Volunteers are the lifeblood of any association. With them, the sky’s the limit. Without them, the limitations are real and closer than you might think. So if volunteer support is critical, why do so many organizations wait until year-end to ask basic questions like how’s it going? Instead of waiting twelve months to ask a few questions, why not start today?
If you start surveying now, you get knowledge that you can act upon today while the volunteers that shared their feedback with you are still serving in those positions. It allows you to reflect and adjust in real-time. You will have an army ready and willing to implement the change because they are the ones that shared the idea in the first place. If the volunteer sees that their contribution is appreciated, they will likely stay for another year when the time comes.
Surveying now also aids next year’s planning process. Gather the information a little early so you can work it into next year’s plans at a comfortable pace. Gone will be the days of rushing a survey at the end of the year and missing something in the interpretation. After all, you didn’t have the time to sit with the data because you were racing to close out the year. Collecting information is one thing – interpreting and reacting to it is another. With the myriad of responsibilities you’ll face at the end of the year, setting the middle of the year as a time to act on new initiatives can help keep your members on track and keep your organization moving forward towards its goals.
Additionally, surveying at the six-month point of the year is a great way to get volunteers to self-reflect and re-connect. Well-written questions hold the potential to cause under-performing volunteers to reconsider their level of commitment and “step it up” for the remainder of the year. While associations thrive off their volunteers, there is a symbiotic relationship where volunteers can grow themselves through their work with the organization.

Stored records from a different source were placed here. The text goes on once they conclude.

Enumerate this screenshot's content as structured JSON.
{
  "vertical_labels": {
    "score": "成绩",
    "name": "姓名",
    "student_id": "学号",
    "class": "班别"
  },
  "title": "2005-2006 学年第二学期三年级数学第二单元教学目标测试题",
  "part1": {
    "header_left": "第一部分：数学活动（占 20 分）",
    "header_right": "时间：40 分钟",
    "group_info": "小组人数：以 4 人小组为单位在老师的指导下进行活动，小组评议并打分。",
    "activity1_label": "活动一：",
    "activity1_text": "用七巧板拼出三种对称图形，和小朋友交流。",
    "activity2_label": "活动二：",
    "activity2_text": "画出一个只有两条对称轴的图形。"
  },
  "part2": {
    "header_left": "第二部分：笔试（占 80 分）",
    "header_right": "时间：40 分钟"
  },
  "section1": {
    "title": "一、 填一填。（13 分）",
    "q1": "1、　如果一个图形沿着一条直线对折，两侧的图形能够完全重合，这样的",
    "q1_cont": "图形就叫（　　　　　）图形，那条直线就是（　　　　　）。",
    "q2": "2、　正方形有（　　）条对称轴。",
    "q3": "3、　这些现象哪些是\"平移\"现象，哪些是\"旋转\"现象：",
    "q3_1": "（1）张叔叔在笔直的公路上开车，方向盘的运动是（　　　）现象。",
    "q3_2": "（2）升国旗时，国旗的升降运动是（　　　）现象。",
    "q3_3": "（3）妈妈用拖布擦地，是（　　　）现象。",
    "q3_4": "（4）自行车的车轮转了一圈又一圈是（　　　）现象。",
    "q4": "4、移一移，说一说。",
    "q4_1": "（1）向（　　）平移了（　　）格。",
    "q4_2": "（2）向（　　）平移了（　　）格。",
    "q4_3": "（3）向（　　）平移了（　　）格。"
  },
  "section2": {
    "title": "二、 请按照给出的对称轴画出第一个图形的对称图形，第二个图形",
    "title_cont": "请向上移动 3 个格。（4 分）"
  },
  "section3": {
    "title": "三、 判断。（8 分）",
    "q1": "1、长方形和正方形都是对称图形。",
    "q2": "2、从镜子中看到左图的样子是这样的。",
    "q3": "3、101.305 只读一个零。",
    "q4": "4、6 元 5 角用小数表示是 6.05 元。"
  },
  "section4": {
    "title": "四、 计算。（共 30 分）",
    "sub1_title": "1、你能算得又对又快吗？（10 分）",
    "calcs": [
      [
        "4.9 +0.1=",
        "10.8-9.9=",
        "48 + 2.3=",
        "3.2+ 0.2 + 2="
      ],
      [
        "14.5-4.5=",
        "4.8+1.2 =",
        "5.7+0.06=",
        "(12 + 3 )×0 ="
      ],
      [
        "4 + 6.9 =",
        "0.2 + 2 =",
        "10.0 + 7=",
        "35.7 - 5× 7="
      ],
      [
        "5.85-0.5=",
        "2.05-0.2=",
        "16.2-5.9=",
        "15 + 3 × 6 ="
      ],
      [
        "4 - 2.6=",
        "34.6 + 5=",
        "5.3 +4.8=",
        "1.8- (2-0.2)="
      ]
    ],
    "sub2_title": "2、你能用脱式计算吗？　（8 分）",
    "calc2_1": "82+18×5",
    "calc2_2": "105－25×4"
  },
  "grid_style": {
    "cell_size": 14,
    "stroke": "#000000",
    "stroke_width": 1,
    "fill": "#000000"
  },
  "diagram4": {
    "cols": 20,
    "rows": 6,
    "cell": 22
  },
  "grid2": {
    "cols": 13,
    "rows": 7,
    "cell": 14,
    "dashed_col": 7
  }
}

Volunteers might find themselves underperforming their tasks for various reasons, whether it’s because they had a different idea of what their work would entail or would rather put their efforts elsewhere. Instead of leaving under-performing volunteers to flounder, using a mid-year survey as a check-in can help them either regain clarity of purpose in their tasks or an opportunity to move to an area they’d instead assist in. When a volunteer may have been lagging steps up, everyone wins, including the organization that may have held onto that volunteer for longer than they would otherwise.
Surveying your volunteers mid-way into the year doesn’t preclude you from fielding another survey at year-end. Both timings (mid and end of the year) can be highly informative and can even build upon each other. Asking a question mid-year (and at year-end) can give insight into whether your volunteers have noticed any changes over the past six months. You can compare mid-year to end-year opinions to see if your organization is on the right track or in need of a shift.
A year-end survey can even build upon a mid-year study by gauging what volunteers deem essential and seeing how their priorities change over a year. Moving to a bi-annual check-in for determining the status of your organization will help ensure your volunteers will feel heard and that their voice not only matters but can create physical change within your community.
Regardless of what you survey, you still have to make sure that you have thought out your questions, data collection methods are sound, and that you have a plan not just to capture the feedback from members but to ask and act upon what you learn.